In una prigione dove i detenuti dei piani superiori mangiano meglio di quelli dei piani sottostanti, un uomo si adopera perché le cose cambino e tutti ricevano cibo a sufficienza. 

Il buco, titolo più vicino all’originale spagnolo El Hoyo che alla denominazione anglofona The Platform, è l’esordio alla regia del cineasta iberico Galder Gaztelu-Urrutia: un’opera prima inscrivibile a pieno titolo nel filone dei film distopici, tra i quali questa piramide sociale impietosa e famelica ambisce a ritagliarsi un ruolo ambizioso e di primo piano, riuscendoci però solo in parte.

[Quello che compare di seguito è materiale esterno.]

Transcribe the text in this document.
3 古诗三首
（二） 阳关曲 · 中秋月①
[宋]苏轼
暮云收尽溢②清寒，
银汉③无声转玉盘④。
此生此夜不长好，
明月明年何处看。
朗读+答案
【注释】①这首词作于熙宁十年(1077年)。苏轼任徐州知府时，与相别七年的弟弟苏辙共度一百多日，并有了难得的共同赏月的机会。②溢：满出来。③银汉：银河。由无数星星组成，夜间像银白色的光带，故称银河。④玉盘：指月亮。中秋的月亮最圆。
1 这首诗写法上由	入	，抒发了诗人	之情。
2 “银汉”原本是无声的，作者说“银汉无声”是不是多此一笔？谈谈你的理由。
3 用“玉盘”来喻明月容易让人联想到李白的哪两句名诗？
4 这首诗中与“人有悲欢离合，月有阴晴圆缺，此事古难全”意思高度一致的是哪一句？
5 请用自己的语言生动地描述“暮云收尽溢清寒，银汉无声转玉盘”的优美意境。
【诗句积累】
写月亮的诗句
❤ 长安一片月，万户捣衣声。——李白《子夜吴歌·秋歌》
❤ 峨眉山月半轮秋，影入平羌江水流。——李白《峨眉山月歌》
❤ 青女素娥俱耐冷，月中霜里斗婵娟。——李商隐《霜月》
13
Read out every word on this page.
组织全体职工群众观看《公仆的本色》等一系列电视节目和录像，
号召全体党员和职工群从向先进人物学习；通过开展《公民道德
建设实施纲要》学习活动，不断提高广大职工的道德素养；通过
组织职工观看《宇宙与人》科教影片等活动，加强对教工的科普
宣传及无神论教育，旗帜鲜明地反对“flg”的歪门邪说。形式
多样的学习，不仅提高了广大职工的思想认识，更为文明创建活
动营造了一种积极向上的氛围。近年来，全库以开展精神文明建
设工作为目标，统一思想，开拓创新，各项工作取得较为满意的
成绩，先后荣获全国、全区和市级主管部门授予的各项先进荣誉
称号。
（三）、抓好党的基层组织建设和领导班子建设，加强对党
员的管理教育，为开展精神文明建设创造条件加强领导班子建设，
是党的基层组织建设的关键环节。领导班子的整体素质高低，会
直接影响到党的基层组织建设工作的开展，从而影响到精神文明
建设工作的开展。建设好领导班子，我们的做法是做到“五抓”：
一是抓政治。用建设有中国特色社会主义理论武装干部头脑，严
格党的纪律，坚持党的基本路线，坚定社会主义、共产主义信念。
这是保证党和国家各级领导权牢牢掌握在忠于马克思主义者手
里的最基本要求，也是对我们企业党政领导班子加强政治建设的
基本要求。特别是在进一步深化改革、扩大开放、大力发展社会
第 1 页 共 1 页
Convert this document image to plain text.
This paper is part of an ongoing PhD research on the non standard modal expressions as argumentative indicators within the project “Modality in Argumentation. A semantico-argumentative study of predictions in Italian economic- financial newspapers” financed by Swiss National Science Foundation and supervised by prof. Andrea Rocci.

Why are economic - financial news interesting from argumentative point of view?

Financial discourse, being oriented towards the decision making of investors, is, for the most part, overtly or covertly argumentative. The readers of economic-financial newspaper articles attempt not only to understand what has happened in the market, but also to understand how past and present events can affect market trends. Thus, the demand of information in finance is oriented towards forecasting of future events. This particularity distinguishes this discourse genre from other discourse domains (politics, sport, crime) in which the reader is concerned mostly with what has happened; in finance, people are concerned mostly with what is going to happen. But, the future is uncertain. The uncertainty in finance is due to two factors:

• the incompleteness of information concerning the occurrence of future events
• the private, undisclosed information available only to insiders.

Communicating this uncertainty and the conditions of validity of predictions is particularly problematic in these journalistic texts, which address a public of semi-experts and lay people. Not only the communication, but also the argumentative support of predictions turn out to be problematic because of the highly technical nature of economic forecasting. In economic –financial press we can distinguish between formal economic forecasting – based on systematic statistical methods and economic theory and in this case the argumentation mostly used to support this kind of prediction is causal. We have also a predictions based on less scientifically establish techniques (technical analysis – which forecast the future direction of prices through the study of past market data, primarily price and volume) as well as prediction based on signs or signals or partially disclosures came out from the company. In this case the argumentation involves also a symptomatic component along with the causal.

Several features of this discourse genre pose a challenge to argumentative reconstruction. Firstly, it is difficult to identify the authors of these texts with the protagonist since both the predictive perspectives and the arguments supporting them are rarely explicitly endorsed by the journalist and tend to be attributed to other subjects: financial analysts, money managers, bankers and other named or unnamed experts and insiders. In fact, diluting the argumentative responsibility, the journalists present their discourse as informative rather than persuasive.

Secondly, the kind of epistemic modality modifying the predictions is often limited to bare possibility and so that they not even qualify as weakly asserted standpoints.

La messa in scena, in bilico tra il thriller dichiarato e l’incubo ad alto tasso di tensione e reclusione carceraria, regala più di uno slancio di partenza sul piano pittorico, ma a dettare l’agenda del film, sul piano dei risvolti metaforici e politici - in verità piuttosto annacquati e già visti - è soprattutto la collocazione verticale delle celle. In ciascuna sono presenti non più di due persone e ognuna di esse può arrogarsi il diritto di tenere qualcosa per sé (il protagonista sceglie ad esempio una copia del Don Chisciotte di Cervantes), con tanto di rotazione a cadenza mensile sempre pronta a rimescolare livelli e collocazioni. Le vettovaglie da consumare entro un paio di minuti, presentate come il miraggio di un mondo lontano segnato da un’abbondanza ormai sparita e dunque estremamente tentatrice, dovrebbero produrre un’equa spartizione delle risorse alimentari, ma la realtà sordida e sotterranea immaginata da Il buco è giocoforza ben più predatoria delle apparenze, tra prevaricazioni di vario genere e abitanti dei piani alti pronti a fare razzia di ciò che spetterebbe ai loro sottoposti. Il gioco dimostra di valere la candela almeno per una buona metà della narrazione, che poi smarrisce una dose non indifferente di efficacia e sorpresa, smarrendosi tra derive numerologiche, esiti grossolani e chiavi di lettura più vicine allo sberleffo sensazionalistico e a effetto che alla compattezza amorale di un universo rovesciato. L’insieme della costruzione visiva e narrativa, schiacciata da celebri modelli come Cube - Il cubo (1997) e Snowpiercer (2013), col passare dei minuti palesa così inevitabilmente tutta la sua natura essenzialmente derivativa. Vincitore del Goya ai migliori effetti speciali. Presentato al Torino Film Festival 2019 e disponibile su Netflix dal marzo 2020.